Ángel Sánchez

Personal information
- Full name: Ángel Sánchez Baró
- Date of birth: 28 July 1997 (age 28)
- Place of birth: Palma, Spain
- Height: 1.72 m (5 ft 8 in)
- Position: Winger

Team information
- Current team: Orihuela
- Number: 12

Youth career
- Mallorca

Senior career*
- Years: Team / Apps / (Gls)
- 2014–2018: Mallorca B / 78 / (15)
- 2017: Mallorca / 1 / (0)
- 2018–2019: Espanyol B / 1 / (0)
- 2019: → Badalona (loan) / 9 / (0)
- 2019–2020: Salamanca / 10 / (1)
- 2020: Barakaldo / 6 / (0)
- 2020–2021: Tudelano / 24 / (9)
- 2021–2022: Alcoyano / 14 / (2)
- 2022–2023: Eldense / 16 / (8)
- 2023: → Logroñés (loan) / 8 / (1)
- 2023–2024: San Fernando / 30 / (3)
- 2024–2025: Ourense CF / 29 / (3)
- 2025–: Orihuela / 28 / (4)

= Ángel Sánchez (footballer, born 1997) =

Spanish footballer

Ángel Sánchez Baró (born 28 July 1997) is a Spanish footballer who plays as a winger for Segunda Federación club Orihuela.

==Football career==
Born in Palma, Majorca, Balearic Islands, Sánchez was a RCD Mallorca youth graduate. He made his senior debut with the reserves on 21 April 2014, coming on as a late substitute for Brandon in a 3–1 Tercera División away win against CD Atlético Rafal.

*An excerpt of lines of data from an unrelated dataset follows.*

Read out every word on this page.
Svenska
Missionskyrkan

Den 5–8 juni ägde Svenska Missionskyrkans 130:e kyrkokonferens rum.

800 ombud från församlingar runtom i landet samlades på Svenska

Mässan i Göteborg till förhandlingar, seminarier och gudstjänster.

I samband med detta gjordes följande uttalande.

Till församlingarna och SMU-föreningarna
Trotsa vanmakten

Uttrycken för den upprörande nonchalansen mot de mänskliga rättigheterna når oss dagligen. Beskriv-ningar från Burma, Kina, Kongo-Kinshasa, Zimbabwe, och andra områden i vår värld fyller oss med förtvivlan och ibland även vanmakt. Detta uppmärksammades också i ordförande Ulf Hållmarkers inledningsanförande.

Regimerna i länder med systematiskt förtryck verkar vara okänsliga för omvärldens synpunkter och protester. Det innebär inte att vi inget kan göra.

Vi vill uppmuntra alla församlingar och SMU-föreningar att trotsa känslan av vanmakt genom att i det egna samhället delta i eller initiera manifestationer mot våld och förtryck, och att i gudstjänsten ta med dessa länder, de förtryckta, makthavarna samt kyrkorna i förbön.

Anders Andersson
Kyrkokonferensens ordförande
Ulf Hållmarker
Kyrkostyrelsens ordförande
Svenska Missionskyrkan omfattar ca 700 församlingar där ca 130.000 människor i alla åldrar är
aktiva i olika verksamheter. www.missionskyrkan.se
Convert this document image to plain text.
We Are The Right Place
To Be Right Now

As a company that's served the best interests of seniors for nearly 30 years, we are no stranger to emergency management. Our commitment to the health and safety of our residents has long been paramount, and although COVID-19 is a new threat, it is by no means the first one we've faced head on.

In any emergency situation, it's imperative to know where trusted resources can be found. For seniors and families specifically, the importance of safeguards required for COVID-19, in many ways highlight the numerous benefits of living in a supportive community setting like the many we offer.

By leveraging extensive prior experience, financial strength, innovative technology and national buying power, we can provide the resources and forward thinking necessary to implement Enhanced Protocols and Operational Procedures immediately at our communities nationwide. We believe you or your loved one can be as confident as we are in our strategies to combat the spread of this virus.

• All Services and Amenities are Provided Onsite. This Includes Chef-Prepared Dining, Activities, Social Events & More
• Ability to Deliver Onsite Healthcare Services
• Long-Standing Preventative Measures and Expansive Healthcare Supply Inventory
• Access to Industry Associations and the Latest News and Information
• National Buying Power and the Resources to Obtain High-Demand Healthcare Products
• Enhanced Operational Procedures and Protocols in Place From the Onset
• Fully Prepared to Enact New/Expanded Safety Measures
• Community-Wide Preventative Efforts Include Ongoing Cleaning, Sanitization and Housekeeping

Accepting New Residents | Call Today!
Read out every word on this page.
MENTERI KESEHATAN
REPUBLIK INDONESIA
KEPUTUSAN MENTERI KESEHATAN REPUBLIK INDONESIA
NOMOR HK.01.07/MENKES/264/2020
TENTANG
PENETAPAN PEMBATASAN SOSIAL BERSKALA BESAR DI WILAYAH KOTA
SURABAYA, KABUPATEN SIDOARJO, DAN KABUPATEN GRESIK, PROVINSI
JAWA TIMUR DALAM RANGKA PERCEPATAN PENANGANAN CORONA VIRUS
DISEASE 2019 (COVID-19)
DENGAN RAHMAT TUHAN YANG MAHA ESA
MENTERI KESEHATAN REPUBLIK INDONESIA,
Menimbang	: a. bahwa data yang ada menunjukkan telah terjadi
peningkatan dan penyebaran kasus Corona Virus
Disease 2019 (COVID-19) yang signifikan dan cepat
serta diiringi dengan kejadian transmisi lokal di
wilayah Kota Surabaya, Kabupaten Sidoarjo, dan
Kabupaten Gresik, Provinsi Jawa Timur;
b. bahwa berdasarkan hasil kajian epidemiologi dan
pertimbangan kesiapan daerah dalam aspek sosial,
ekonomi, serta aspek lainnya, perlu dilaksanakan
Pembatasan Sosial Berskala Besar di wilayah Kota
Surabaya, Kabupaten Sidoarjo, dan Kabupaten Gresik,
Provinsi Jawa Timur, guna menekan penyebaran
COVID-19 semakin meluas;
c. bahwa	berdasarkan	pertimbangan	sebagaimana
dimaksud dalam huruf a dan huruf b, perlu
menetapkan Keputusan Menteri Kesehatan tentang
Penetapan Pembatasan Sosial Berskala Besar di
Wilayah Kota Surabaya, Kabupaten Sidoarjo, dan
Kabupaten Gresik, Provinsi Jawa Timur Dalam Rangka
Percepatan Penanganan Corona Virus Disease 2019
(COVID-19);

On 19 December 2015 Sánchez scored his first senior goals, as well as his first hat-trick, netting four times in a 5–1 home routing of SCR Peña Deportiva. He contributed with 19 appearances and five goals during the campaign, as his side achieved promotion to the Segunda División B.

On 6 January 2017 Sánchez made his first-team debut, replacing fellow youth graduate James in a 2–0 home win against CD Mirandés in the Segunda División.

On 14 May 2018 Sánchez had a trial with Liverpool U23s scoring the winning goal against Panjab FA. On 9 July, he signed a two-year deal with another reserve team, RCD Espanyol B of the third division.